I am going to commend to your attention a sage who you may be surprised to see touted on this pinkish page: hedge fund manager Jeremy Grantham. This is a fairly large PDF, so give it time to load. You may then want to scroll down to page 7, where he discusses global warming, followed by the intermediate term economic prospect, and finally the issue of health care spending.
It particularly warms the cockles of my own heart (whatever the hell that means) that he is so droll about his fellow obscenely rich capitalist pigs. E.g.
This brings us to the U.S. Here the possibility of rationing health benefits to the level society is willing to pay is so anathema that it cannot be talked about sensibly and, if at all, the language must be tortured in order to talk around the point. Our culture demands the best that money can buy, combined with unlimited legal liability (courtesy of the legal lobby and all those lovely lawyers in Congress), and friendly conditions for the drug and insurance industries (courtesy also of their effective lobbies). Nobody gets treated badly except, of course, the ordinary user. That is to say, the ordinary taxpayer, who pays a third more for mediocre or worse aggregate health results, lower life expectancy, etc., etc., etc. Yes, I know for the very rich it is said to be the best system in the world. Yet I am rich, and have had less than brilliant experiences recently with a tiny country tick running rings around the medical industry. And never get sick during vacation season. “Dr X is fishing in Alaska so your call will be forwarded to Dr. Y, who is scuba diving in Grand Cayman. Click.” Anecdotal evidence. Heresy. Strike it from the record!
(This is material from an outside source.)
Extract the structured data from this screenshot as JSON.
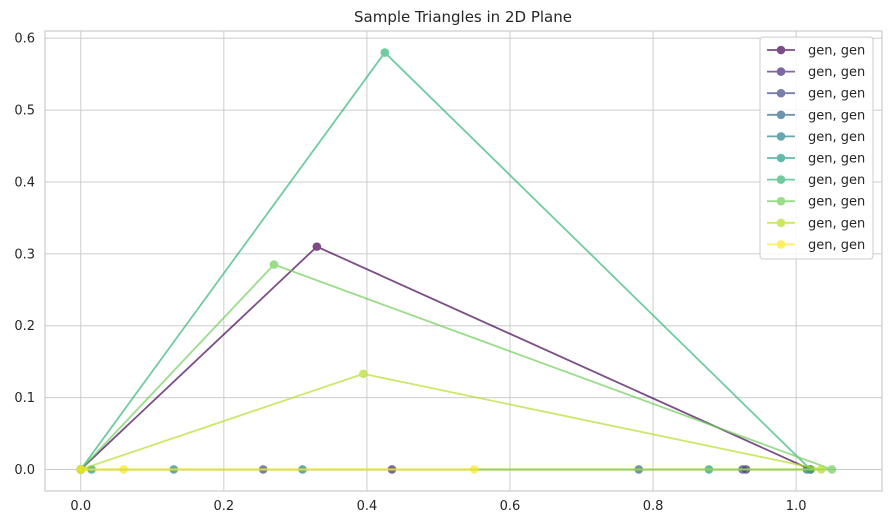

Our cost-laden health system is perhaps fine if you are willing to pay for it. But the same people who scream “death panels” at the concept of sensible rationing also reach for their revolvers, of which they insist on having plenty, at the prospect of having a tax structure nearer the average of the rest of the rich world. Now, this is a non-compute. It has to be one or the other, either rationing or taxes. Presumably we will hunker down, wait for a crisis, and then respond. (To be fair, we did modestly extend the age to receive Social Security and I, for one, had to wait an extra four months. Rage, rage.)
Perhaps a certain pediatric urologist should consider investing with him -- I'm sure he has plenty of loose change.